Hemos visto que para bucear es suficiente contar con un buen estado de salud pero es también muy recomendable cuidar nuestra capacidad física y mejorar el rendimiento de nuestro organismo para disminuir el cansancio y aumentar la resistencia. Tenemos que trabajar entonces los diferentes sistemas orgánicos implicados.

La bici es sana y divertida

A nivel del aparato respiratorio y considerando que durante la inmersión se producen modificaciones de la ventilación con una espiración activa  y   una respiración más lenta que conllevan una modificación del patrón ventilatorio y que requieren en definitiva de un mayor esfuerzo del sistema respiratorio, debemos buscar con el ejercicio el potenciar la musculatura respiratoria para conseguir una buena función de este sistema.

A nivel del aparato cardio-circulatorio, en el buceo vamos a experimentar cómo nuestro organismo se ve forzado a adaptarse al frío ya que aún en verano y con agua templada, ésta siempre va a estar por debajo de los 35º y por tanto de la temperatura corporal,  lo que en mayor o menor medida nos producirá una disminución del ritmo cardiaco o bradicardia incluso por el mero contacto de nuestro rostro con el agua. Con el acondicionamiento físico vamos a procurar mejorar el gasto cardíaco y la vascularización así como la redistribución de la sangre hacia el circuito pulmonar y los músculos activos.

Correr sin prisas

El entrenamiento físico adecuado  para ello incluye por ejemplo  actividades como la carrera (no es necesario ser un fondista ni un sprinter, basta con correr al trote), la bicicleta o la natación con tiempos e intensidades moderadas que iremos incrementando progresivamente.
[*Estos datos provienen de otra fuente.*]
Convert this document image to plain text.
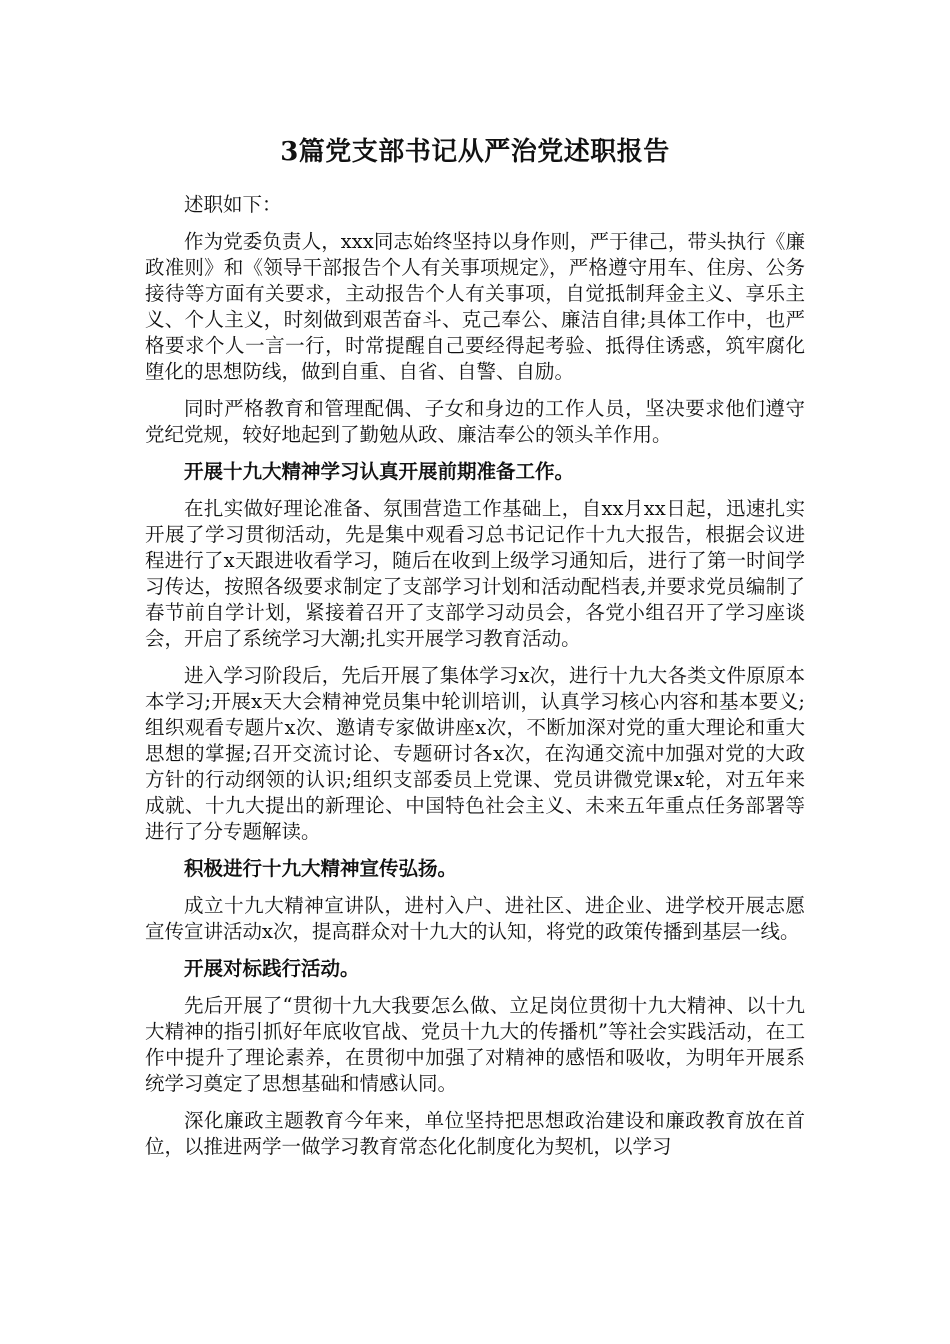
3篇党支部书记从严治党述职报告

述职如下：

作为党委负责人，xxx同志始终坚持以身作则，严于律己，带头执行《廉政准则》和《领导干部报告个人有关事项规定》，严格遵守用车、住房、公务接待等方面有关要求，主动报告个人有关事项，自觉抵制拜金主义、享乐主义、个人主义，时刻做到艰苦奋斗、克己奉公、廉洁自律;具体工作中，也严格要求个人一言一行，时常提醒自己要经得起考验、抵得住诱惑，筑牢腐化堕化的思想防线，做到自重、自省、自警、自励。

同时严格教育和管理配偶、子女和身边的工作人员，坚决要求他们遵守党纪党规，较好地起到了勤勉从政、廉洁奉公的领头羊作用。

开展十九大精神学习认真开展前期准备工作。

在扎实做好理论准备、氛围营造工作基础上，自xx月xx日起，迅速扎实开展了学习贯彻活动，先是集中观看习总书记记作十九大报告，根据会议进程进行了x天跟进收看学习，随后在收到上级学习通知后，进行了第一时间学习传达，按照各级要求制定了支部学习计划和活动配档表,并要求党员编制了春节前自学计划，紧接着召开了支部学习动员会，各党小组召开了学习座谈会，开启了系统学习大潮;扎实开展学习教育活动。

进入学习阶段后，先后开展了集体学习x次，进行十九大各类文件原原本本学习;开展x天大会精神党员集中轮训培训，认真学习核心内容和基本要义;组织观看专题片x次、邀请专家做讲座x次，不断加深对党的重大理论和重大思想的掌握;召开交流讨论、专题研讨各x次，在沟通交流中加强对党的大政方针的行动纲领的认识;组织支部委员上党课、党员讲微党课x轮，对五年来成就、十九大提出的新理论、中国特色社会主义、未来五年重点任务部署等进行了分专题解读。

积极进行十九大精神宣传弘扬。

成立十九大精神宣讲队，进村入户、进社区、进企业、进学校开展志愿宣传宣讲活动x次，提高群众对十九大的认知，将党的政策传播到基层一线。

开展对标践行活动。

先后开展了“贯彻十九大我要怎么做、立足岗位贯彻十九大精神、以十九大精神的指引抓好年底收官战、党员十九大的传播机”等社会实践活动，在工作中提升了理论素养，在贯彻中加强了对精神的感悟和吸收，为明年开展系统学习奠定了思想基础和情感认同。

深化廉政主题教育今年来，单位坚持把思想政治建设和廉政教育放在首位，以推进两学一做学习教育常态化化制度化为契机，以学习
A nivel de los músculos y huesos, en el buceo vamos a hacer un uso más intensivo de los músculos encargados del desplazamiento en el agua, principalmente los miembros inferiores en los que se ven implicados los músculos de la cadera y de los tobillos y los encargados de mantener la postura horizontal de navegación que afectan a la musculatura de la espalda y el abdomen por lo que es interesante el fortalecimiento de estos grupos musculares con ejercicios como los abdominales rectos y oblícuos, ejercicios de columna lumbar y también otros específicos de la musculatura de la pierna como isquiotibiales y cuádriceps que pueden evitarnos la tan temida rampa.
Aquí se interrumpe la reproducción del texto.